Геополитика де-факто всегда существовала в Советском Союзе, несмотря на отстранение (или самоустранение) географов от ее разработки. Достаточно упомянуть так называемую доктрину Брежнева, в соответствии с которой СССР не мог допустить формирования в соседних странах прозападных режимов, что повлекло вторжение в Чехословакию и Афганистан.

В опубликованных после 1985 г. работах советских историков, политологов, экономистов, отчасти географов поставлены и на конкретном материале сделаны попытки решения таких проблем, как оценка геостратегии мировых держав и их вовлеченности вдела разных регионов, прочности сформировавшихся глобальных и внутрирегиональных связей между странами, соотношения в них экономических, политических и военных компонентов. С позиций нового политического мышления переосмыслена их роль в совокупном влиянии различных стран, включая СССР, на состояние международных дел в глобальном и региональном масштабе, соотношение интеграционных и дезинтеграционных тенденций, их географический диапазон, политический смысл и глубина в мире и в отдельных регионах, в особенности в Европе193.

Официально признанная “фашистской” и “буржуазной псевдонаукой” институционально геополитика в СССР не существовала. Ее функции выполняло несколько дисциплин – стратегия, военная география, теория международного права и международных отношений, география, этнография и т. д. И вместе с тем общее геополитическое поведение СССР на планетарной арене выдает наличие довольно рациональной с геополитической точки зрения модели поведения. Стремление СССР укрепить свои позиции на юге Евразии, в “береговой зоне”, проникновение в Африку, дестабилизирующие действия в Южной Америке (призванные внести раскол в пространство, контролируемое Северо-Американскими Штатами по доктрине Монро) и даже вторжение советских войск в Афганистан (для того, чтобы рассечь американскую “анаконду”, стремившуюся приблизить стратегические границы талассократии вплотную к южным границам “географической оси истории”) и т. д. Такая последовательная и геополитически обоснованная политика СССР указывает на существование какого-то “центра решений”, где должны были сводиться воедино результаты многих традиционных наук и на основании этого “сведения”, “синтеза” приниматься важнейшие стратегические шаги. Однако социальная локализация этого [c. 246] “криптогеополитического” центра представляется проблематичной. А.Г. Дугин излагает версию, что речь шла о каком-то секретном отделе советского ГРУ.
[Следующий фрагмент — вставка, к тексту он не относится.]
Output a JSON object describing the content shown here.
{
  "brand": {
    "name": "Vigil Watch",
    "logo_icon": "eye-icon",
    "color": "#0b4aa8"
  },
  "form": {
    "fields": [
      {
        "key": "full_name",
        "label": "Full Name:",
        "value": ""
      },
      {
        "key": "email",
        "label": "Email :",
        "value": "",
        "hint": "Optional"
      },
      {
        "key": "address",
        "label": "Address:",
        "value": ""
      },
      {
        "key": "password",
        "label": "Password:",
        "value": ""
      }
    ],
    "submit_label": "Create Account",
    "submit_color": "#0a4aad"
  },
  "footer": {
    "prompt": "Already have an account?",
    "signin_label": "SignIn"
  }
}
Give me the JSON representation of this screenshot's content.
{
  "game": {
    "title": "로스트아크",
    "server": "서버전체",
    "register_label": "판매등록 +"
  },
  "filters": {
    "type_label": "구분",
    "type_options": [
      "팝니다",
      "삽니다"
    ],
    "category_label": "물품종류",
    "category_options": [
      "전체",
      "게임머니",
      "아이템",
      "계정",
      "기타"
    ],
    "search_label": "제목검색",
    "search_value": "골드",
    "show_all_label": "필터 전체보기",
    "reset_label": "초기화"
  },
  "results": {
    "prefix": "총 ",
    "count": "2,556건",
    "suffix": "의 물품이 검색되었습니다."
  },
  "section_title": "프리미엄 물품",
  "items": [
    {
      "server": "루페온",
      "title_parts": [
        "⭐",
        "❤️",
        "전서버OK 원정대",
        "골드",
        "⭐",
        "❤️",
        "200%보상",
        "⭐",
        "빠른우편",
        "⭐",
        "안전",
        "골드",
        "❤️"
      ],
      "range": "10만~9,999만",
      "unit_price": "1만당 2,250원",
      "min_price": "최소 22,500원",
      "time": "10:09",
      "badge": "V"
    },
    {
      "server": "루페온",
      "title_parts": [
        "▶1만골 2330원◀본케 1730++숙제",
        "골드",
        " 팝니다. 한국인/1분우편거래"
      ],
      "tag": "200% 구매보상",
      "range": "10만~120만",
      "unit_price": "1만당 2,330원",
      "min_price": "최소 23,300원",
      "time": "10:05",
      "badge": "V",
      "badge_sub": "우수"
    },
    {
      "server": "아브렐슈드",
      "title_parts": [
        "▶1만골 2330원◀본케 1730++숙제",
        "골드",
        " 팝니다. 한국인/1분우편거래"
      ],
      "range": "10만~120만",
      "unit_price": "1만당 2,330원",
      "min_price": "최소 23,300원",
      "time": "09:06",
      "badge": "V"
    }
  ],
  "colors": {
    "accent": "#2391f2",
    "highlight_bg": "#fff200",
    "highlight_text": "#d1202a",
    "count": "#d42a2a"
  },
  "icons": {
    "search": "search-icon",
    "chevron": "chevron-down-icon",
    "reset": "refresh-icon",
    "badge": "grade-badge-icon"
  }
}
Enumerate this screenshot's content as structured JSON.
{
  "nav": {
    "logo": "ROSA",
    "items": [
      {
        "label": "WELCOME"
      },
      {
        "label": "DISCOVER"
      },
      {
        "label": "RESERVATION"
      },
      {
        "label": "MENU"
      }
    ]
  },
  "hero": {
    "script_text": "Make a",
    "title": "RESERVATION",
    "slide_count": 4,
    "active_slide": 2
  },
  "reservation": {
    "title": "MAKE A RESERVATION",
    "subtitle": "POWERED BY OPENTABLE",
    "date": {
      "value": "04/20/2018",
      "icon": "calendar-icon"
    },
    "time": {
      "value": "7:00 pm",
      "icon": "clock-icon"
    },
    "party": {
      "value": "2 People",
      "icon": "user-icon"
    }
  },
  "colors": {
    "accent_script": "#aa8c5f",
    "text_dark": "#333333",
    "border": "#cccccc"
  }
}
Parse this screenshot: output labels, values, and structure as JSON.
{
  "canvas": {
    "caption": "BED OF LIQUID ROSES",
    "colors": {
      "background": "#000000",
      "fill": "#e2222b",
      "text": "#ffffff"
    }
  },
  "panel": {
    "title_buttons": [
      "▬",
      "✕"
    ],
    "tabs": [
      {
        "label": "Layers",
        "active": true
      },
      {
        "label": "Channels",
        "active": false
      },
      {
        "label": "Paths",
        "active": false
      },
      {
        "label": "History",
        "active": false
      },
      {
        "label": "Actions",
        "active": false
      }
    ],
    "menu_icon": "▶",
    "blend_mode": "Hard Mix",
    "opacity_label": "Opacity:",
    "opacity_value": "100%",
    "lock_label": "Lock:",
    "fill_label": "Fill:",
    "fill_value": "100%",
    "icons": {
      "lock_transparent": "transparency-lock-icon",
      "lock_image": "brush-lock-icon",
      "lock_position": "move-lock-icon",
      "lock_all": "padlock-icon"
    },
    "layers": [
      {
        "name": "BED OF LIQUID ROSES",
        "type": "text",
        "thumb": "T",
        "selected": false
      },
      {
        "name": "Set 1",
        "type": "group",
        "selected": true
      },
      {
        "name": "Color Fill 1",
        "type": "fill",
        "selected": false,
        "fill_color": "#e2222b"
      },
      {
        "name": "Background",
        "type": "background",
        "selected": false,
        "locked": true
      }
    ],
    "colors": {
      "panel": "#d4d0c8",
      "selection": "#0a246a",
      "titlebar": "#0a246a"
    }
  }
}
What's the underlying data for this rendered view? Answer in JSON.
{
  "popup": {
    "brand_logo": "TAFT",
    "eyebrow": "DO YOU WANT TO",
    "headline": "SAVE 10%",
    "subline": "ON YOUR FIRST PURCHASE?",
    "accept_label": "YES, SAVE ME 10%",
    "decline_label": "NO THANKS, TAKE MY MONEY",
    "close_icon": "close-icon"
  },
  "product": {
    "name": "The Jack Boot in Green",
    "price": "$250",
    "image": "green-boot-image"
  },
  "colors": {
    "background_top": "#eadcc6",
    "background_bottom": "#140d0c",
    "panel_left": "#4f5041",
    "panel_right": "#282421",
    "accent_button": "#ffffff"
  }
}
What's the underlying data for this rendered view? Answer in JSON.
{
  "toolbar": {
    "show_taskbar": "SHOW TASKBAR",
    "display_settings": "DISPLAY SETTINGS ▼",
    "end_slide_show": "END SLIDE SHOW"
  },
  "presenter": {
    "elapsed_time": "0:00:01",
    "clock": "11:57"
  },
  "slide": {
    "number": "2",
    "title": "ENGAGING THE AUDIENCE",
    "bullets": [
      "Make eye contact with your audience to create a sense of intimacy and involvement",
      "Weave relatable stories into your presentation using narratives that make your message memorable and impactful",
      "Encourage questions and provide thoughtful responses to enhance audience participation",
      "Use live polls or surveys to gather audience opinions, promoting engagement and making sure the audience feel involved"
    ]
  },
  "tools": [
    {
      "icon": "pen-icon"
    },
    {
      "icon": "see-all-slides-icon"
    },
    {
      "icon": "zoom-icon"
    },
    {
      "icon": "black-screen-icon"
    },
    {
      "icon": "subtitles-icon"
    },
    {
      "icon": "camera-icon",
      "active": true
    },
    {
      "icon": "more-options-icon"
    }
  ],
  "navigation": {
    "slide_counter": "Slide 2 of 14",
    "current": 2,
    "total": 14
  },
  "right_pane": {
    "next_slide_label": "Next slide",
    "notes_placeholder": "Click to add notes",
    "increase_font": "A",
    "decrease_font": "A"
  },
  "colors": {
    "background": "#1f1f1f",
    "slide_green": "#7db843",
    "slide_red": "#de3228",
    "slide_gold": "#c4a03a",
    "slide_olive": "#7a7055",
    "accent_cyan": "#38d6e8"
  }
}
Собственно же геополитика развивалась исключительно маргинальными диссидентскими кружками. Самым ярким представителем этого направления был историк Лев Гумилев, хотя он никогда не использовал в своих работах ни термина “геополитика”, ни термина “евразийство” и, более того, стремился всячески избежать прямого обращения к социально-политическим реальностям. Благодаря такому “осторожному” подходу ему удалось опубликовать даже при советском режиме несколько книг, посвященных этнографической истории.

С начала перестройки в Москве имели своих корреспондентов мондиалистские центры. Ключевой фигурой здесь является директор НИИ системных исследований, академик Д.М. Гвишиани, который с 1965 по 1985 г. был заместителем председателя Государственного комитета Совета Министров СССР по науке и технике, а в 1985– 1986 гг. – заместителем Госплана СССР. Мондиалистская теория конвергенции была той идеологической основой, на которую ссылались М.С. Горбачев и его советники, осуществившие перестройку. Показательно, что руководители “Трилатераля” (Дэвид Рокфеллер, Жорж Бертуэн – тогда глава Европейского отделения – и Генри Киссинджер) в январе 1989 г. побывали в Москве, где их принимал президент СССР Горбачев, а сам Жак Аттали поддерживал личные контакты с российским президентом Борисом Ельциным.

При этом за несколько лет до начала советской перестройки аналогичный проект начал реализовываться в Китае, с которым представители “Трехсторонней комиссии” установили тесные отношения с конца 70-х. Но геополитические судьбы китайской и советской перестроек были различны. Китай настаивал на “справедливом” распределении ролей и на соответствующих сдвигах в идеологии Запада в сторону социализма. СССР пошел по пути уступок значительно дальше.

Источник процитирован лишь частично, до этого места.